Channels Television  
Updated February 3, 2021
In this file photo taken on January 21, 2021 People register before receiving a dose of vaccine against the covid-19 disease, the Riyadh International Convention and Exhibition Center in the Saudi capital Riyadh. FAYEZ NURELDINE / AFP

 

Saudi Arabia on Tuesday suspended entry from 20 countries, ranging from some neighbouring states to the United States, in a bid to curb a jump in coronavirus infections.

The interior ministry announced the “temporary suspension” would be effective from 9.00 pm (1800 GMT) on Wednesday, according to the official Saudi Press Agency.

The ban applies to neighbouring Egypt and the United Arab Emirates, and in the wider region, to Lebanon and Turkey.

In Europe, the ban includes Britain, France, Germany, Ireland, Italy, Portugal, Sweden and Switzerland.

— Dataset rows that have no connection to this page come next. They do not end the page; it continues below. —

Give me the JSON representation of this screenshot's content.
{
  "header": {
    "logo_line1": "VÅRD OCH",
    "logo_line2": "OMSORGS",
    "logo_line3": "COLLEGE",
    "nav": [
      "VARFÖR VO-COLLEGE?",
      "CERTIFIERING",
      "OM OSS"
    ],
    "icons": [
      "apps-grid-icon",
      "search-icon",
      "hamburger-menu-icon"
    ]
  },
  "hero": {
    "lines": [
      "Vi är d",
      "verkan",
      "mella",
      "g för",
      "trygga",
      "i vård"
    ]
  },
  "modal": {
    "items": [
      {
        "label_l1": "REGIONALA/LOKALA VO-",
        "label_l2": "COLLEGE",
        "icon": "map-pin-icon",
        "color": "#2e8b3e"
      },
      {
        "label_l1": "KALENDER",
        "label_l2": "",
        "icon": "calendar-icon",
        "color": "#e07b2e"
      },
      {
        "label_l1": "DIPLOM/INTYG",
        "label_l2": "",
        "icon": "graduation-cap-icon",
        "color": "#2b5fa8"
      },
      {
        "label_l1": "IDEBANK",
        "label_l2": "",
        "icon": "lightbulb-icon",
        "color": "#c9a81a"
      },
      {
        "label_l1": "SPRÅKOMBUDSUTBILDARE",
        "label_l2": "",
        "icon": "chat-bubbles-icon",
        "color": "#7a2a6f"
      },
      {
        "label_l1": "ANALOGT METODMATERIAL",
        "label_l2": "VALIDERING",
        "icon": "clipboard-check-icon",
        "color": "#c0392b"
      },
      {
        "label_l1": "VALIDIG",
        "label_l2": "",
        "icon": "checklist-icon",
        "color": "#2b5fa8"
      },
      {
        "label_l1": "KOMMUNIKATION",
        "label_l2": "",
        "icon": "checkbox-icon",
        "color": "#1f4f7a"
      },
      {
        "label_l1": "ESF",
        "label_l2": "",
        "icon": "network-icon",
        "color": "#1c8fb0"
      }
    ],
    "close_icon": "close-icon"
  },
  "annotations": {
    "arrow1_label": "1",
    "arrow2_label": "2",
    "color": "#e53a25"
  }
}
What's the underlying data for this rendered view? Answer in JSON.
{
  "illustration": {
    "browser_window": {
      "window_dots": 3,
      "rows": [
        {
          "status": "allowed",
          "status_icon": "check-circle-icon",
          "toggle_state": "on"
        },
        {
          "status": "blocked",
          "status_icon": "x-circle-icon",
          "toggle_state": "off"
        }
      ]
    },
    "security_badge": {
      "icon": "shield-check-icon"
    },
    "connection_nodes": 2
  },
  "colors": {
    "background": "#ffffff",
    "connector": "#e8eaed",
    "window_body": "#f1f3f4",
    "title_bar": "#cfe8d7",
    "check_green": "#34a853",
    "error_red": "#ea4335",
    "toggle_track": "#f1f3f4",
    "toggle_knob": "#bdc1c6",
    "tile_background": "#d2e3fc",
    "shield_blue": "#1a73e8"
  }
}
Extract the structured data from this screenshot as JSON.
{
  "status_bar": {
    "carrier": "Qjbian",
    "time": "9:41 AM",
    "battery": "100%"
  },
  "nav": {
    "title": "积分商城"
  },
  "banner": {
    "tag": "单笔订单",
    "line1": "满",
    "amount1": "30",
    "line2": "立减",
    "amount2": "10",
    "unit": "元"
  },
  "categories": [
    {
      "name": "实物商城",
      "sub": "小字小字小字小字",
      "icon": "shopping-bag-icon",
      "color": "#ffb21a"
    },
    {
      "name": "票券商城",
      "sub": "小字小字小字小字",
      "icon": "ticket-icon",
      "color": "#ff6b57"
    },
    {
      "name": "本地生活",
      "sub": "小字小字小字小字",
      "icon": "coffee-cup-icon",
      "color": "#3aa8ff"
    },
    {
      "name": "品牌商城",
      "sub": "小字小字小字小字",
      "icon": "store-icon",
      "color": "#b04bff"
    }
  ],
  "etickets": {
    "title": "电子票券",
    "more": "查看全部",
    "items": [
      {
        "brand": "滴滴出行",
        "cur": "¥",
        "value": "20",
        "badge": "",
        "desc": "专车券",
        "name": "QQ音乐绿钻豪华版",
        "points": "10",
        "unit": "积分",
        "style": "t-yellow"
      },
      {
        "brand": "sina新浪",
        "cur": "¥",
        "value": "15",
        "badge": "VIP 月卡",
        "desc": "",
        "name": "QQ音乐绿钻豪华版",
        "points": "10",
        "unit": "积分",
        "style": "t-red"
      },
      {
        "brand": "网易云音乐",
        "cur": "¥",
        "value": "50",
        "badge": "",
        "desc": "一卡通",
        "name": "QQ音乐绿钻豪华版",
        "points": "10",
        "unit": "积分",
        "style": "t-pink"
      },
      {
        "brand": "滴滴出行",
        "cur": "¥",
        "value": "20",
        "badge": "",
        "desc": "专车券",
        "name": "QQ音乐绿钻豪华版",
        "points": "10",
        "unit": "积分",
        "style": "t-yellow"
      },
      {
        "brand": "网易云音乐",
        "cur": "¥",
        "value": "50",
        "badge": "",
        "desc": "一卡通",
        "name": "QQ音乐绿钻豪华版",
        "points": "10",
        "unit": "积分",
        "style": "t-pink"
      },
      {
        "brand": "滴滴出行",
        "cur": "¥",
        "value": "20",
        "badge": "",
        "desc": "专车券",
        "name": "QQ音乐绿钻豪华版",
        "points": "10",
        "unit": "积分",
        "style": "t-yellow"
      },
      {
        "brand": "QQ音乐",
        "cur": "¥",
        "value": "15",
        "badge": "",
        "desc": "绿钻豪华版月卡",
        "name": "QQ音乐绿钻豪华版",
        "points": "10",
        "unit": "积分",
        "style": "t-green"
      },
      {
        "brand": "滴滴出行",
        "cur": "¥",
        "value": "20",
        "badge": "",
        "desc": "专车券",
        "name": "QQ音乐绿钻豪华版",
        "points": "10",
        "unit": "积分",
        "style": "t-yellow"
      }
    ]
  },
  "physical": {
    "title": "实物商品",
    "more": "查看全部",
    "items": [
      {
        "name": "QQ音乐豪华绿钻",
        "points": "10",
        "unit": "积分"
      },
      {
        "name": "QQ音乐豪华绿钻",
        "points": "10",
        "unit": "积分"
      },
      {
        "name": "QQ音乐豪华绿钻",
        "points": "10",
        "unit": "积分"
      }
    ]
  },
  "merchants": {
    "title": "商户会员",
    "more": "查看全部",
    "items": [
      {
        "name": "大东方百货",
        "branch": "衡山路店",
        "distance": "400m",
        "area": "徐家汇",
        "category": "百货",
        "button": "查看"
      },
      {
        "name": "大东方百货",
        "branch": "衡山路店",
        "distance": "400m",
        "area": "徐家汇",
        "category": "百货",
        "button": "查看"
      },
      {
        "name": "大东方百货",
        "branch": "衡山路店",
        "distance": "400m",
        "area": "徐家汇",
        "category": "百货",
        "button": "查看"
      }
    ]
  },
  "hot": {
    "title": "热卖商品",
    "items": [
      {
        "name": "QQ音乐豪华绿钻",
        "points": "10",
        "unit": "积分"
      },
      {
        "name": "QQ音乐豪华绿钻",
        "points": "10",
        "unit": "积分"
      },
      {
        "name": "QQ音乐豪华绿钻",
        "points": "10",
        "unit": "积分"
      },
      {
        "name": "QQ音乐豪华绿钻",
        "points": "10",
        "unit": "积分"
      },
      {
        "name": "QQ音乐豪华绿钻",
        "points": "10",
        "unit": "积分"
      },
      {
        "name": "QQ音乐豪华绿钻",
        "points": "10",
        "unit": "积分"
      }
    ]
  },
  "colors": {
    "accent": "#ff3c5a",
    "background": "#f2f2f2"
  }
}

Elsewhere, as well as the US, it applies to Argentina, Brazil, Pakistan, India, Indonesia, Japan, Pakistan and South Africa.

Saudi citizens, as well as diplomats and health workers coming from those countries, will be allowed to enter the kingdom “in accordance with the precautionary measures”, it added.

The announcement comes after Saudi’s health minister Tawfiq al-Rabiah warned on Sunday that new coronavirus restrictions could be imposed if citizens and residents do not comply with health restrictions.

Saudi Arabia has reported more than 368,000 coronavirus cases and nearly 6,400 deaths, the highest among Gulf Arab states.

Daily infections dipped below 100 in early January, from a peak of nearly 5,000 last June.

However, new daily infections have tripled since then, with 310 cases reported by the health ministry on Tuesday.

Saudi Arabia launched its coronavirus vaccination campaign on December 17 after receiving the first shipment of the Pfizer-BioNTech vaccine.

The health ministry said the programme would roll out in three phases, starting with people over 65 and those with chronic ailments, or who are at high risk of infection.

But last month the ministry said it was forced to slow the rollout due to a delay in vaccine deliveries.